You mean something
this simple?
Road cone page
Not that hard.
It's a combination of two basic primitives: a box (or rectangle) for the base and a cylinder for the cone body. Depending on whether you need the cone to be one organic piece will determine whether you can just properly position both primitives and call it done, or have to take the extra steps to weld the two together into one organic piece.
The box or rectangle (base) is easy: it's a flat, thin box. Draw a rectangle first, then add and reposition some vertice pairs between the corners to round off the corners. Then, in surface mode, select the surface and extrude it a little up or down to give it some thickness. Optional whether you want or need to bevel the edges, or even create a raised "lip" around the edges as some cones have.
For the cone body, a simple cylinder will do. Draw the object to proper size, in vertice mode, grab the top row of vertices and thin them down in X and Y. Select the top surface and extrude it out a tiny bit, thin it or bevel it a tiny bit, then "Make Hole" to create the rounded top.
Now, if you're content to have a simple, basic cone, you can probably stop there. But if you need it to be realistic (that is to say, seamless and hollow; say, perhaps for a video game or animation where the cone might be upended and you could see up inside it), you will need to merge the cone and the base...

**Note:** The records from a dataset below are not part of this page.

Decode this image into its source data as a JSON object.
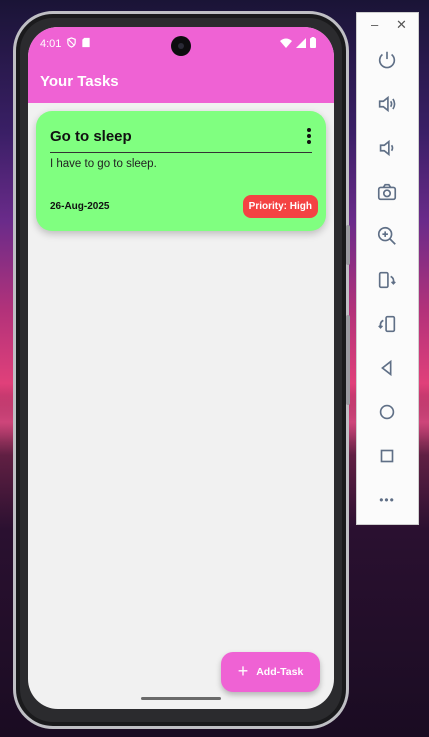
{
  "status_bar": {
    "time": "4:01"
  },
  "app_bar": {
    "title": "Your Tasks"
  },
  "tasks": [
    {
      "title": "Go to sleep",
      "description": "I have to go to sleep.",
      "date": "26-Aug-2025",
      "priority": "Priority: High"
    }
  ],
  "fab": {
    "label": "Add-Task"
  },
  "emulator_panel": {
    "minimize": "–",
    "close": "✕",
    "more": "•••"
  },
  "colors": {
    "primary": "#ef62d4",
    "card": "#80ff80",
    "priority_high": "#f44343",
    "background": "#f1f1f1"
  }
}
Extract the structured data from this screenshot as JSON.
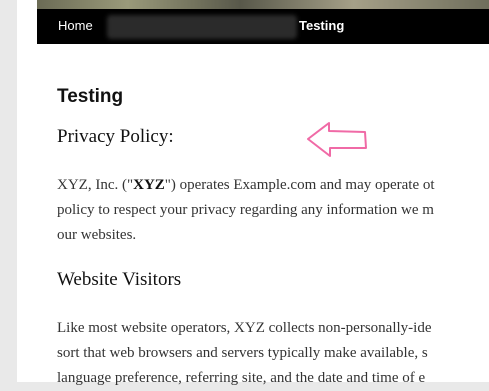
{
  "nav": {
    "home_label": "Home",
    "active_label": "Testing"
  },
  "page": {
    "title": "Testing"
  },
  "sections": {
    "privacy_heading": "Privacy Policy:",
    "privacy_line1_prefix": "XYZ, Inc. (\"",
    "privacy_line1_bold": "XYZ",
    "privacy_line1_suffix": "\") operates Example.com and may operate ot",
    "privacy_line2": "policy to respect your privacy regarding any information we m",
    "privacy_line3": "our websites.",
    "visitors_heading": "Website Visitors",
    "visitors_line1": "Like most website operators, XYZ collects non-personally-ide",
    "visitors_line2": "sort that web browsers and servers typically make available, s",
    "visitors_line3": "language preference, referring site, and the date and time of e"
  },
  "colors": {
    "navbar": "#000000",
    "annotation_arrow": "#f06aa6"
  },
  "icons": {
    "annotation": "left-arrow-icon"
  }
}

For that, I'd suggest selecting the topmost surfaces of the base and "deleting the surface only" (that is, leaving the vertices) and then, in vertice mode, Creating Ordered Surfaces that link the vertices of the outer edges of the cone body with the vertices of the top surface of the cone base. Also, bring up the bottom vertices of the cone body so that it's flush with the top surface of the cone base. Also, select the entire lower surface of the cone and the box and delete them, so that the entire cone is hollow as seen from underneath it.
You could try to do that with a Boolean, but it'd likely be more trouble than it's worth and the clean-up would take you longer than the way I described it above.
Edit: Now, with the v 6.0 Booleans working very well, this might actually be the quickest and best way to do it.
That's just one approach to it. You could get the same results with a combination of a rectangle (perhaps worked a bit to get rounded corners) and two disks (one wider for the base, the other thinner for the top) and the Convex Object/Hull tool, used in "stages" to create the surfaces.